20 May 2016

Australian Legal Bibliometrics

The incisive and important 'A Report into Methodologies Underpinning Australian Law Journal Rankings. Prepared for the Council of Australian Law Deans (CALD)' (UNSW Law Research Paper No. 2016-30) by Kathy Bowrey comments
Law schools face significant institutional pressure to adopt journal ranking lists that are used to inform comparative assessment of the Faculty, School and individual researcher performance.
CALD has commissioned a written report that:
1. critically evaluates the methodology of up to eight Law journal lists or rankings agreed to by the parties; 
2. makes recommendations about the suitability of the lists to act as a proxy for academic research quality, including suggesting revisions or modifications to methodology and reference to how to maintain the currency of any proposed list, as appropriate; 
3. comments on the utility of the lists in view of the suggested purposes for which they may be used.
This report is in four parts.
Part One provides a brief overview of bibliometric databases and indices currently in use in the higher education sector to assess research productivity, quality and influence. New non-citation based alternative metrics for the Humanities and perception studies are also discussed. There is also discussion of the Washington & Lee journal ranking list, which underpinned the original CALD/ERA lists. An updated version informed the Deakin List.
This part also contains comments on difficulties in applying existing bibliometrics to the output of Australian legal researchers.
Part Two provides analysis of the following Australian law journal ranking methodologies and lists: CALD list (2009); ERA 2010; Australian Business Deans Council Journal Quality List 2013; Deakin University Law Journal Rankings; University Of Tasmania Law Journal Rankings. This part also includes tables that allow for review of the performance of particular law journals across the various ranking lists provided.
Part Three addresses new developments in research assessment and current critical literature on the use and misuse of metrics.
Part Four provides recommendations to guide future discussion of the use of metrics to assess legal research.

19 May 2016


'Evaluating the privacy properties of telephone metadata' by Jonathan Mayer, Patrick Mutchlera, and John C. Mitchell in 113(20) Proceedings of the National Academy of Sciences 5536–5541 comments
Privacy protections against government surveillance are often scoped to communications content and exclude communications metadata. In the United States, the National Security Agency operated a particularly controversial program, collecting bulk telephone metadata nationwide. We investigate the privacy properties of telephone metadata to assess the impact of policies that distinguish between content and metadata.
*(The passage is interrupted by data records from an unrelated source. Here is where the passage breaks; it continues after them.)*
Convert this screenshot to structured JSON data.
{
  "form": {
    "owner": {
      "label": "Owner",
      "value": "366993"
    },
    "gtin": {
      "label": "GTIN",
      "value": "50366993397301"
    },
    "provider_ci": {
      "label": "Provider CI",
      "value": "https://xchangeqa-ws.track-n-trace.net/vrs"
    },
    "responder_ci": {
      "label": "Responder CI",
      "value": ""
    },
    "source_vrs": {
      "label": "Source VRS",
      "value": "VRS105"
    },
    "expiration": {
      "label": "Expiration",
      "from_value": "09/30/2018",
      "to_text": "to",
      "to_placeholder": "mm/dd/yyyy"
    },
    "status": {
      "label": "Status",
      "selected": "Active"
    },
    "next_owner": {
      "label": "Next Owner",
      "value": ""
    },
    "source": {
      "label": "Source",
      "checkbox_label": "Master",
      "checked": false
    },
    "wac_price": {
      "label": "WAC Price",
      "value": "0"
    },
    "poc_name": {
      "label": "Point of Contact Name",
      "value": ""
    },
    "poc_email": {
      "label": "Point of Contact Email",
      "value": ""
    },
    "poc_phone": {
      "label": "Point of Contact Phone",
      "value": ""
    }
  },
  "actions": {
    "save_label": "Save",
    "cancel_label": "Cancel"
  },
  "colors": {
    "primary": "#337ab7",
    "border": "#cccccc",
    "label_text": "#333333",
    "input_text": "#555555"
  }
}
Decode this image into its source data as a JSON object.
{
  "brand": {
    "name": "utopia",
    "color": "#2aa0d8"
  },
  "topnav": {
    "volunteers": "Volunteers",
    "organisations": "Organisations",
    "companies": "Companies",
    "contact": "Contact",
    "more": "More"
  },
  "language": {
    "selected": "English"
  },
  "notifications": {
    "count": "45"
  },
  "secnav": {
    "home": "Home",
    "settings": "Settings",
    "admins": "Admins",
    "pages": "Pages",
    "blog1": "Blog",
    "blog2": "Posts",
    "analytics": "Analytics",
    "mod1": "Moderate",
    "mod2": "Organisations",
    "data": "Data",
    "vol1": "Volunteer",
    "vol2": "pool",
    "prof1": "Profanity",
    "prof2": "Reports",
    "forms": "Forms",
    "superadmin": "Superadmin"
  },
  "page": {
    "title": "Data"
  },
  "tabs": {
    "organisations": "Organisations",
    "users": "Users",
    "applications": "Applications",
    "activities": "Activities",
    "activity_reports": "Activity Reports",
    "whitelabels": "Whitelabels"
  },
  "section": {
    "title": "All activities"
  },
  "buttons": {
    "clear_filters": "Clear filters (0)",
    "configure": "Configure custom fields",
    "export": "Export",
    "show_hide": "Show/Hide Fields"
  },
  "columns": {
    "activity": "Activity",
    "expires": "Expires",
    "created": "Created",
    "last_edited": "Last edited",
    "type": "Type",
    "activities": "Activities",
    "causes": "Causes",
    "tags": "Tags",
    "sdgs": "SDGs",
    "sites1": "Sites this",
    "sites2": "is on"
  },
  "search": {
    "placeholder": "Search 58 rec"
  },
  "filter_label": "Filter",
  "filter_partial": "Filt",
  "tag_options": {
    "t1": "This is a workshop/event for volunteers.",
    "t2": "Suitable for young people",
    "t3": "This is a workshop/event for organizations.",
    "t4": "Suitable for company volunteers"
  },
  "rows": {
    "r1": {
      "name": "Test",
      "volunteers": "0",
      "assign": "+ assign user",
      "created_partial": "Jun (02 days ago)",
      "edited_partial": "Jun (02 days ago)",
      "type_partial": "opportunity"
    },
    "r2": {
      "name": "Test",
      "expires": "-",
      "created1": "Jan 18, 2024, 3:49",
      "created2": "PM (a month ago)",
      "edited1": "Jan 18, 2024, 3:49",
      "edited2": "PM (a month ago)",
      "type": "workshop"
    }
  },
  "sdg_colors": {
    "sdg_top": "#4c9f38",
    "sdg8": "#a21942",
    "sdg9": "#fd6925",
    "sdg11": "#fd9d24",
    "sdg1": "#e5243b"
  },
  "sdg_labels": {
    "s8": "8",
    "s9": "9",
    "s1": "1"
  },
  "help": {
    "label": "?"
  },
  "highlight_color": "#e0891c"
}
We find that telephone metadata is densely interconnected, can trivially be reidentified, enables automated location and relationship inferences, and can be used to determine highly sensitive traits.
Since 2013, a stream of disclosures has prompted reconsideration of surveillance law and policy. One of the most controversial principles, both in the United States and abroad, is that communications metadata receives substantially less protection than communications content. Several nations currently collect telephone metadata in bulk, including on their own citizens. In this paper, we attempt to shed light on the privacy properties of telephone metadata. Using a crowdsourcing methodology, we demonstrate that telephone metadata is densely interconnected, can trivially be reidentified, and can be used to draw sensitive inferences.
Communications privacy law, in the United States and many other nations, draws a distinction between “content” and “metadata”. The former category reflects the substance of an electronic communication; the latter includes all other information about the communication, such as parties, time, and duration.
When a government agency compels disclosure of content, the agency must usually comply with extensive substantive and procedural safeguards. Demands for metadata, by contrast, are often left to the near-total discretion of authorities. In the United States, for instance, a law enforcement officer can request telephone calling records with merely a subpoena—essentially a formal letter from the investigating agency. An intelligence program by the National Security Agency (NSA) has drawn particular criticism; under the business records provision of the USA PATRIOT Act, the agency acquired a substantial share of all domestic telephone metadata.
In this paper, we empirically investigate factual assumptions that undergird policies of differential treatment for content and metadata. Using crowdsourced telephone logs and social networking information, we find that telephone metadata is densely interconnected, susceptible to reidentification, and enables highly sensitive inferences.
The balance of the paper is organized into three parts. First, we discuss our data collection methodology and properties of our participant population. We next present our results. Finally, we discuss implications for policy and future quantitative social science research.